Talk to most any financial planner, and within the first five minutes he’ll mention diversification, then keep going. Most people expect he means something like “don’t put all of your money into one stock,” which is good advice … but incomplete.
Diversification does mean divvying up your investments among a variety of types – it’s a good way to protect your portfolio from major pendulum swings in the economy and the financial markets. Since you’ll be holding a lot of different securities, when the price of one drops, it may be offset by an increase in value of another. For example, bonds tend to perform well when stocks don’t.
But that’s not the only way to diversify your holdings. You can also diversify your common stock holdings by purchasing stocks in several different industries, which is safer than concentrating in a single sector, like holding only tech stocks. You can diversify bond holdings by getting a mix of high-quality bonds along with some lower-rated bonds: The high-quality bonds can reduce the overall risk of the bond portion of your portfolio, while the lower-rated bonds can increase your overall returns because they pay more interest.

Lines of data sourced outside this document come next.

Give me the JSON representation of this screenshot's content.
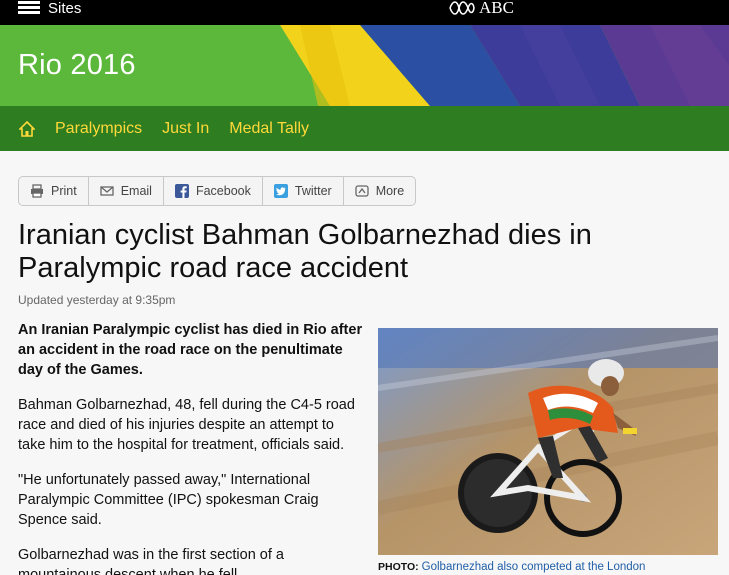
{
  "topbar": {
    "sites_label": "Sites",
    "logo_text": "ABC"
  },
  "banner": {
    "title": "Rio 2016"
  },
  "nav": {
    "items": [
      "Paralympics",
      "Just In",
      "Medal Tally"
    ]
  },
  "share": {
    "print": "Print",
    "email": "Email",
    "facebook": "Facebook",
    "twitter": "Twitter",
    "more": "More"
  },
  "article": {
    "headline": "Iranian cyclist Bahman Golbarnezhad dies in Paralympic road race accident",
    "updated": "Updated yesterday at 9:35pm",
    "paragraphs": [
      "An Iranian Paralympic cyclist has died in Rio after an accident in the road race on the penultimate day of the Games.",
      "Bahman Golbarnezhad, 48, fell during the C4-5 road race and died of his injuries despite an attempt to take him to the hospital for treatment, officials said.",
      "\"He unfortunately passed away,\" International Paralympic Committee (IPC) spokesman Craig Spence said.",
      "Golbarnezhad was in the first section of a mountainous descent when he fell."
    ]
  },
  "photo": {
    "caption_label": "PHOTO:",
    "caption_text": "Golbarnezhad also competed at the London"
  },
  "colors": {
    "nav_bg": "#2e7d20",
    "nav_link": "#ffd93a",
    "banner_green": "#5bb83a",
    "link_blue": "#1f5ea8"
  }
}
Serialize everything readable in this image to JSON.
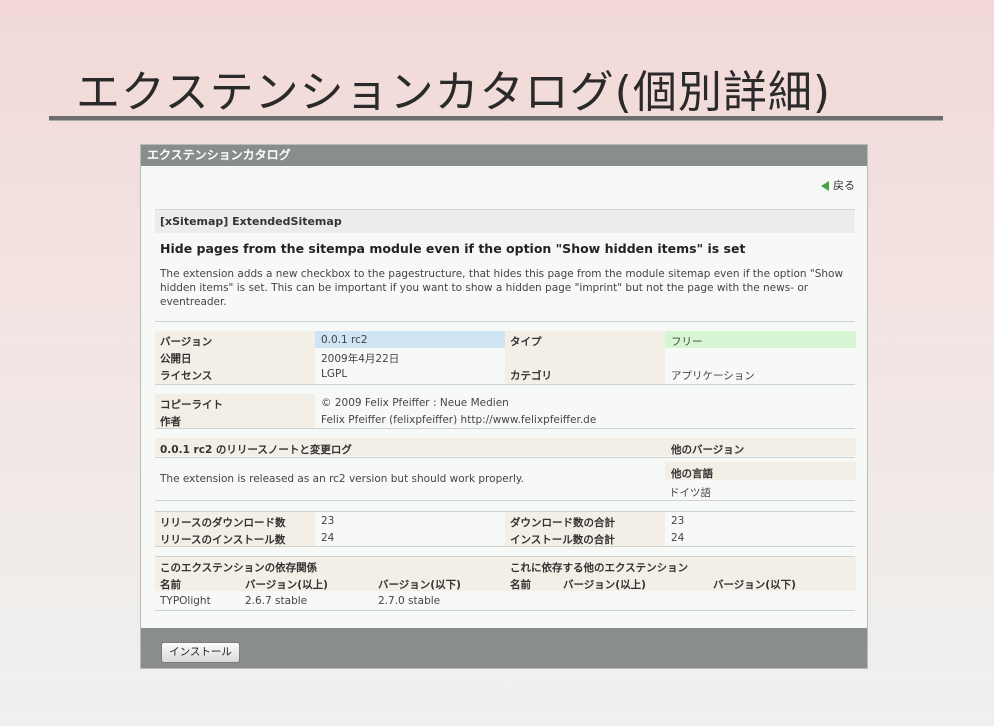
{
  "slide": {
    "title": "エクステンションカタログ(個別詳細)"
  },
  "panel": {
    "header": "エクステンションカタログ",
    "back_label": "戻る",
    "ext_name": "[xSitemap] ExtendedSitemap",
    "ext_title": "Hide pages from the sitempa module even if the option \"Show hidden items\" is set",
    "ext_desc": "The extension adds a new checkbox to the pagestructure, that hides this page from the module sitemap even if the option \"Show hidden items\" is set. This can be important if you want to show a hidden page \"imprint\" but not the page with the news- or eventreader.",
    "info": {
      "version_label": "バージョン",
      "version": "0.0.1 rc2",
      "type_label": "タイプ",
      "type": "フリー",
      "published_label": "公開日",
      "published": "2009年4月22日",
      "license_label": "ライセンス",
      "license": "LGPL",
      "category_label": "カテゴリ",
      "category": "アプリケーション",
      "copyright_label": "コピーライト",
      "copyright": "© 2009 Felix Pfeiffer : Neue Medien",
      "author_label": "作者",
      "author": "Felix Pfeiffer (felixpfeiffer) http://www.felixpfeiffer.de"
    },
    "release": {
      "notes_label": "0.0.1 rc2 のリリースノートと変更ログ",
      "other_versions_label": "他のバージョン",
      "notes": "The extension is released as an rc2 version but should work properly.",
      "other_langs_label": "他の言語",
      "other_lang": "ドイツ語"
    },
    "stats": {
      "release_dl_label": "リリースのダウンロード数",
      "release_dl": "23",
      "total_dl_label": "ダウンロード数の合計",
      "total_dl": "23",
      "release_inst_label": "リリースのインストール数",
      "release_inst": "24",
      "total_inst_label": "インストール数の合計",
      "total_inst": "24"
    },
    "deps": {
      "depends_label": "このエクステンションの依存関係",
      "dependents_label": "これに依存する他のエクステンション",
      "col_name": "名前",
      "col_min": "バージョン(以上)",
      "col_max": "バージョン(以下)",
      "rows": [
        {
          "name": "TYPOlight",
          "min": "2.6.7 stable",
          "max": "2.7.0 stable"
        }
      ]
    },
    "install_label": "インストール"
  }
}
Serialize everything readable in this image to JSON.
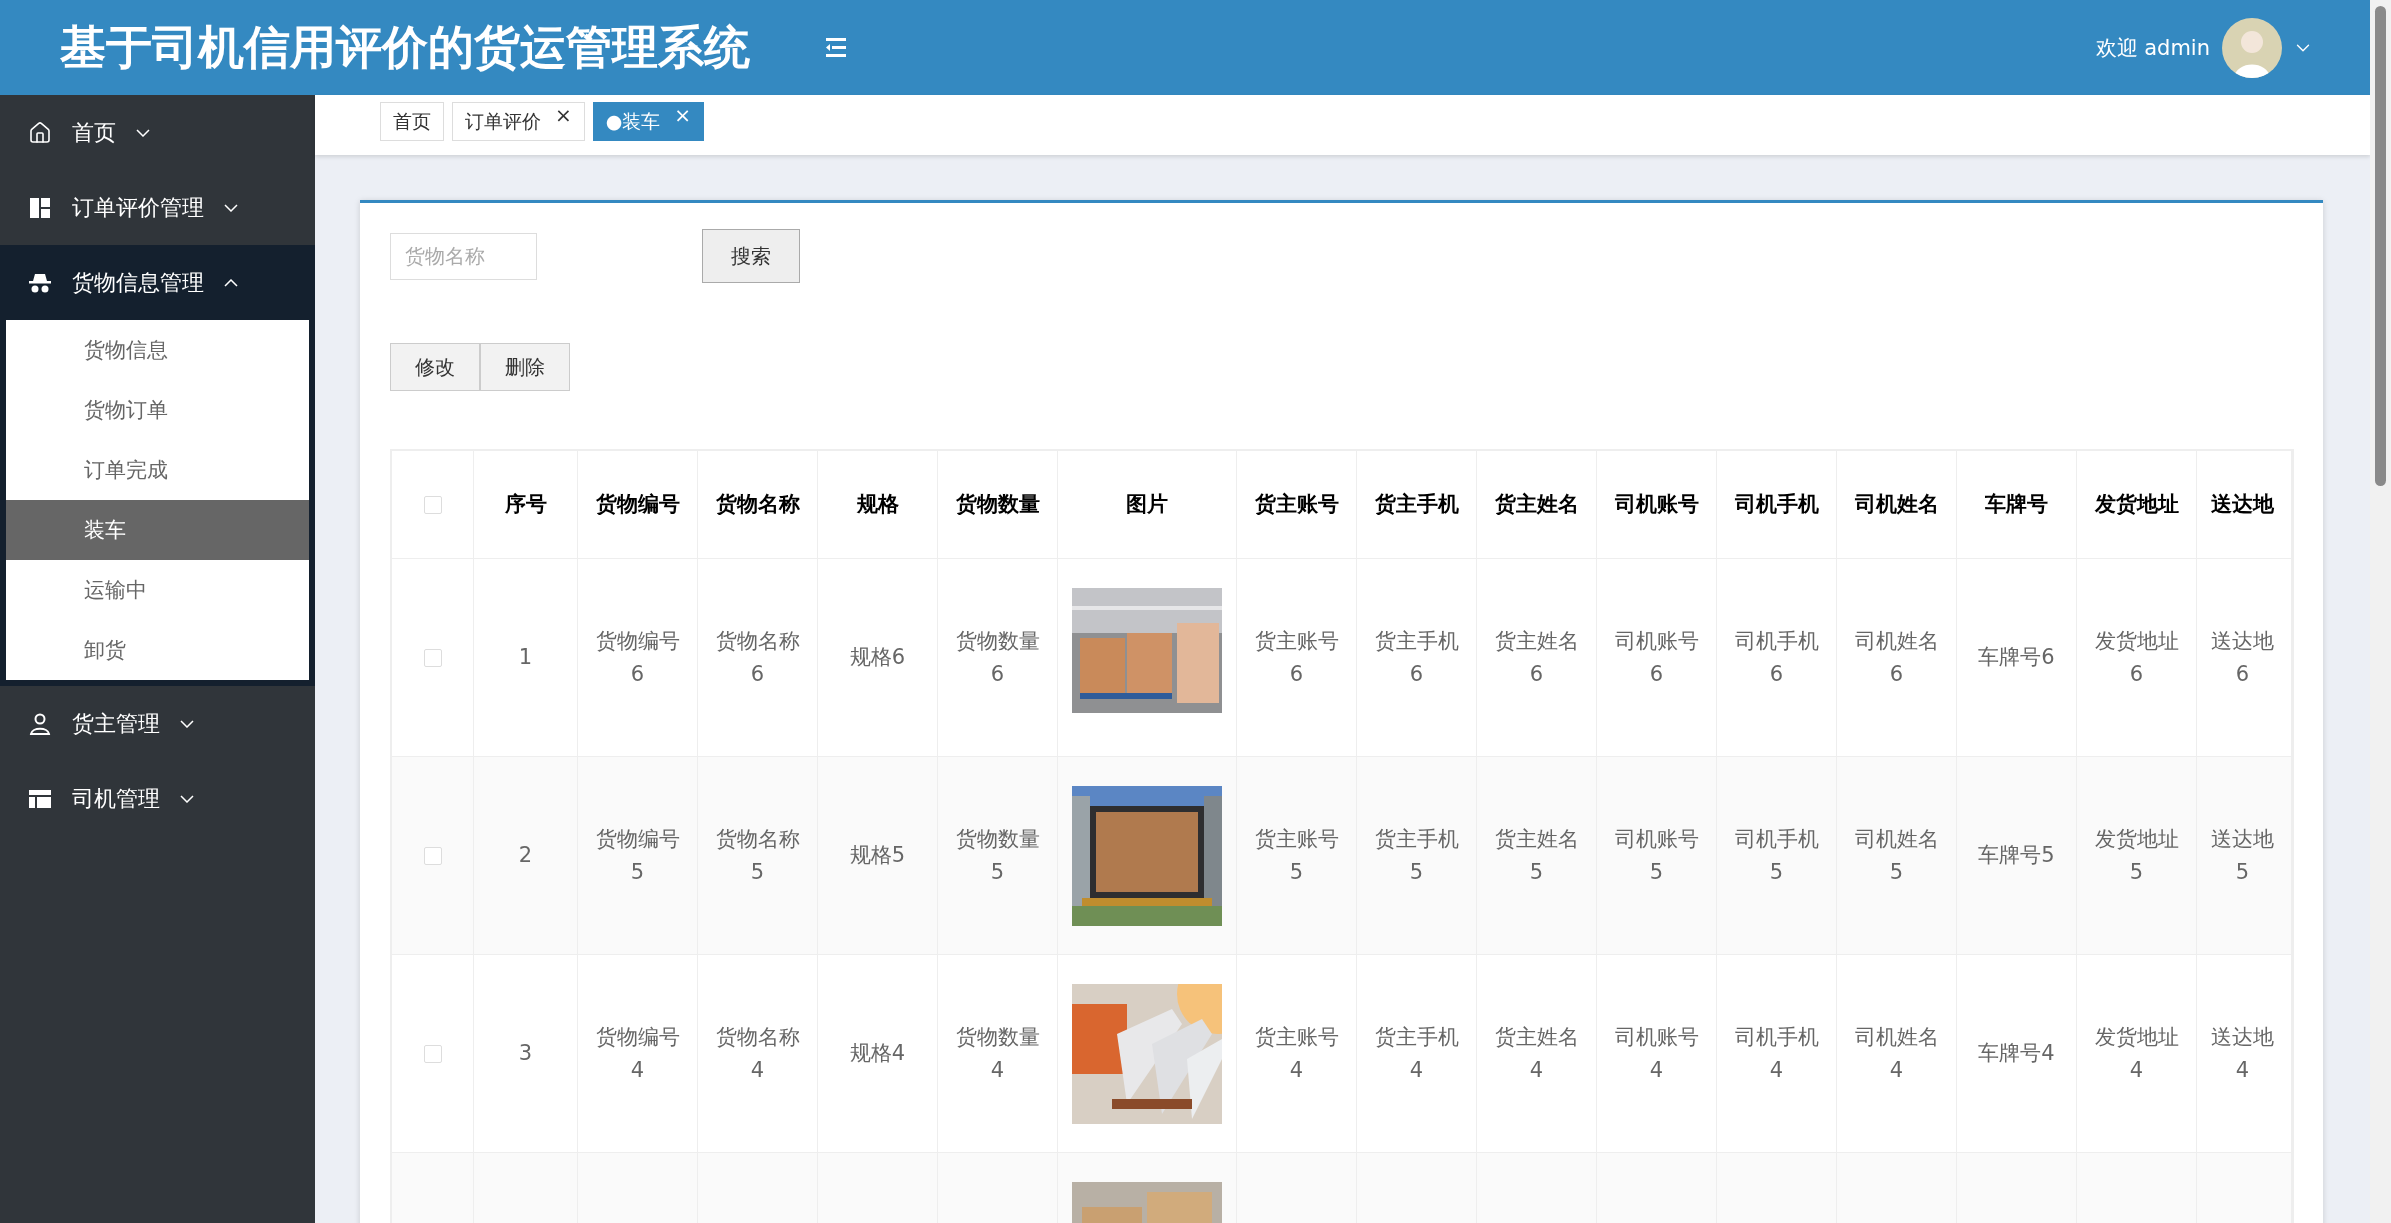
{
  "header": {
    "title": "基于司机信用评价的货运管理系统",
    "welcome": "欢迎 admin"
  },
  "sidebar": {
    "items": [
      {
        "label": "首页",
        "expanded": false
      },
      {
        "label": "订单评价管理",
        "expanded": false
      },
      {
        "label": "货物信息管理",
        "expanded": true,
        "children": [
          {
            "label": "货物信息",
            "selected": false
          },
          {
            "label": "货物订单",
            "selected": false
          },
          {
            "label": "订单完成",
            "selected": false
          },
          {
            "label": "装车",
            "selected": true
          },
          {
            "label": "运输中",
            "selected": false
          },
          {
            "label": "卸货",
            "selected": false
          }
        ]
      },
      {
        "label": "货主管理",
        "expanded": false
      },
      {
        "label": "司机管理",
        "expanded": false
      }
    ]
  },
  "tabs": [
    {
      "label": "首页",
      "selected": false
    },
    {
      "label": "订单评价",
      "selected": false,
      "close": "×"
    },
    {
      "label": "●装车",
      "selected": true,
      "close": "×"
    }
  ],
  "search": {
    "placeholder": "货物名称",
    "button": "搜索"
  },
  "actions": [
    "修改",
    "删除"
  ],
  "table": {
    "all_checked": false,
    "columns": [
      {
        "label": "序号",
        "kind": "text"
      },
      {
        "label": "货物编号",
        "kind": "text"
      },
      {
        "label": "货物名称",
        "kind": "text"
      },
      {
        "label": "规格",
        "kind": "text"
      },
      {
        "label": "货物数量",
        "kind": "text"
      },
      {
        "label": "图片"
      },
      {
        "label": "货主账号",
        "kind": "text"
      },
      {
        "label": "货主手机",
        "kind": "text"
      },
      {
        "label": "货主姓名",
        "kind": "text"
      },
      {
        "label": "司机账号",
        "kind": "text"
      },
      {
        "label": "司机手机",
        "kind": "text"
      },
      {
        "label": "司机姓名",
        "kind": "text"
      },
      {
        "label": "车牌号",
        "kind": "text"
      },
      {
        "label": "发货地址",
        "kind": "text"
      },
      {
        "label": "送达地",
        "kind": "text"
      }
    ],
    "rows": [
      {
        "checked": false,
        "cells": [
          "1",
          "货物编号6",
          "货物名称6",
          "规格6",
          "货物数量6",
          "货主账号6",
          "货主手机6",
          "货主姓名6",
          "司机账号6",
          "司机手机6",
          "司机姓名6",
          "车牌号6",
          "发货地址6",
          "送达地\n6"
        ],
        "image": {
          "kind": "picture"
        }
      },
      {
        "checked": false,
        "cells": [
          "2",
          "货物编号5",
          "货物名称5",
          "规格5",
          "货物数量5",
          "货主账号5",
          "货主手机5",
          "货主姓名5",
          "司机账号5",
          "司机手机5",
          "司机姓名5",
          "车牌号5",
          "发货地址5",
          "送达地\n5"
        ],
        "image": {
          "kind": "picture"
        }
      },
      {
        "checked": false,
        "cells": [
          "3",
          "货物编号4",
          "货物名称4",
          "规格4",
          "货物数量4",
          "货主账号4",
          "货主手机4",
          "货主姓名4",
          "司机账号4",
          "司机手机4",
          "司机姓名4",
          "车牌号4",
          "发货地址4",
          "送达地\n4"
        ],
        "image": {
          "kind": "picture"
        }
      },
      {
        "image": {
          "kind": "picture"
        }
      }
    ]
  }
}
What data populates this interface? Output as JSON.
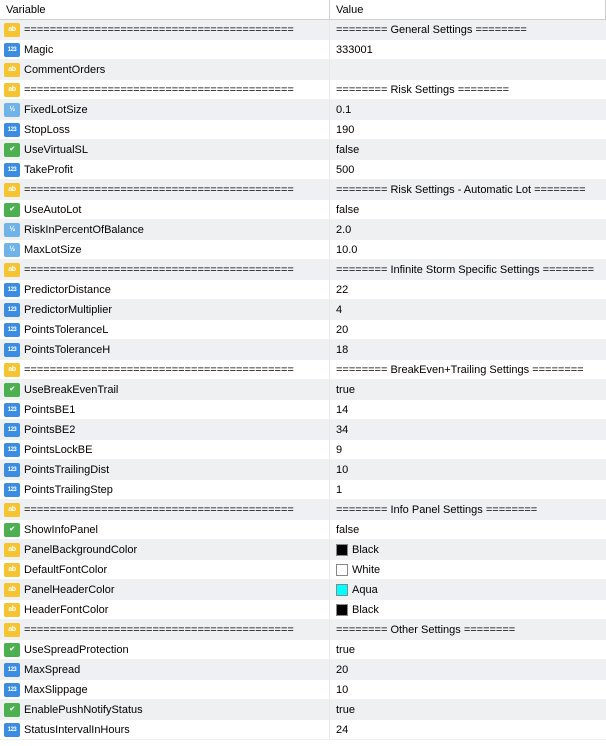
{
  "columns": {
    "variable": "Variable",
    "value": "Value"
  },
  "section_separator": "==========================================",
  "sections": {
    "general": "======== General Settings ========",
    "risk": "======== Risk Settings ========",
    "risk_auto": "======== Risk Settings - Automatic Lot ========",
    "storm": "======== Infinite Storm Specific Settings ========",
    "be": "======== BreakEven+Trailing Settings ========",
    "info": "======== Info Panel Settings ========",
    "other": "======== Other Settings ========"
  },
  "rows": [
    {
      "type": "ab",
      "name_key": "section_separator",
      "value_key": "sections.general"
    },
    {
      "type": "123",
      "name": "Magic",
      "value": "333001"
    },
    {
      "type": "ab",
      "name": "CommentOrders",
      "value": ""
    },
    {
      "type": "ab",
      "name_key": "section_separator",
      "value_key": "sections.risk"
    },
    {
      "type": "v2",
      "name": "FixedLotSize",
      "value": "0.1"
    },
    {
      "type": "123",
      "name": "StopLoss",
      "value": "190"
    },
    {
      "type": "bool",
      "name": "UseVirtualSL",
      "value": "false"
    },
    {
      "type": "123",
      "name": "TakeProfit",
      "value": "500"
    },
    {
      "type": "ab",
      "name_key": "section_separator",
      "value_key": "sections.risk_auto"
    },
    {
      "type": "bool",
      "name": "UseAutoLot",
      "value": "false"
    },
    {
      "type": "v2",
      "name": "RiskInPercentOfBalance",
      "value": "2.0"
    },
    {
      "type": "v2",
      "name": "MaxLotSize",
      "value": "10.0"
    },
    {
      "type": "ab",
      "name_key": "section_separator",
      "value_key": "sections.storm"
    },
    {
      "type": "123",
      "name": "PredictorDistance",
      "value": "22"
    },
    {
      "type": "123",
      "name": "PredictorMultiplier",
      "value": "4"
    },
    {
      "type": "123",
      "name": "PointsToleranceL",
      "value": "20"
    },
    {
      "type": "123",
      "name": "PointsToleranceH",
      "value": "18"
    },
    {
      "type": "ab",
      "name_key": "section_separator",
      "value_key": "sections.be"
    },
    {
      "type": "bool",
      "name": "UseBreakEvenTrail",
      "value": "true"
    },
    {
      "type": "123",
      "name": "PointsBE1",
      "value": "14"
    },
    {
      "type": "123",
      "name": "PointsBE2",
      "value": "34"
    },
    {
      "type": "123",
      "name": "PointsLockBE",
      "value": "9"
    },
    {
      "type": "123",
      "name": "PointsTrailingDist",
      "value": "10"
    },
    {
      "type": "123",
      "name": "PointsTrailingStep",
      "value": "1"
    },
    {
      "type": "ab",
      "name_key": "section_separator",
      "value_key": "sections.info"
    },
    {
      "type": "bool",
      "name": "ShowInfoPanel",
      "value": "false"
    },
    {
      "type": "color",
      "name": "PanelBackgroundColor",
      "value": "Black",
      "swatch": "#000000"
    },
    {
      "type": "color",
      "name": "DefaultFontColor",
      "value": "White",
      "swatch": "#ffffff"
    },
    {
      "type": "color",
      "name": "PanelHeaderColor",
      "value": "Aqua",
      "swatch": "#00ffff"
    },
    {
      "type": "color",
      "name": "HeaderFontColor",
      "value": "Black",
      "swatch": "#000000"
    },
    {
      "type": "ab",
      "name_key": "section_separator",
      "value_key": "sections.other"
    },
    {
      "type": "bool",
      "name": "UseSpreadProtection",
      "value": "true"
    },
    {
      "type": "123",
      "name": "MaxSpread",
      "value": "20"
    },
    {
      "type": "123",
      "name": "MaxSlippage",
      "value": "10"
    },
    {
      "type": "bool",
      "name": "EnablePushNotifyStatus",
      "value": "true"
    },
    {
      "type": "123",
      "name": "StatusIntervalInHours",
      "value": "24"
    }
  ],
  "icon_labels": {
    "ab": "ab",
    "123": "123",
    "bool": "✔",
    "v2": "½",
    "color": "ab"
  }
}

You can also diversify with time; you could buy thirty-year corporate bonds and five-year Treasury notes. Long-term bonds usually offer higher interest rates because you’re locked in for the long haul, but short-term investments offer more flexibility so you can take advantage of fluctuating interest rates.
Another way to protect your portfolio from total annihilation is to hold different types of securities, like stocks, bonds, real estate, and commodities. Holding diverse asset classes, particularly a mix of those that tend to perform differently under the same economic circumstances, can add an extra layer of profit protection to your portfolio.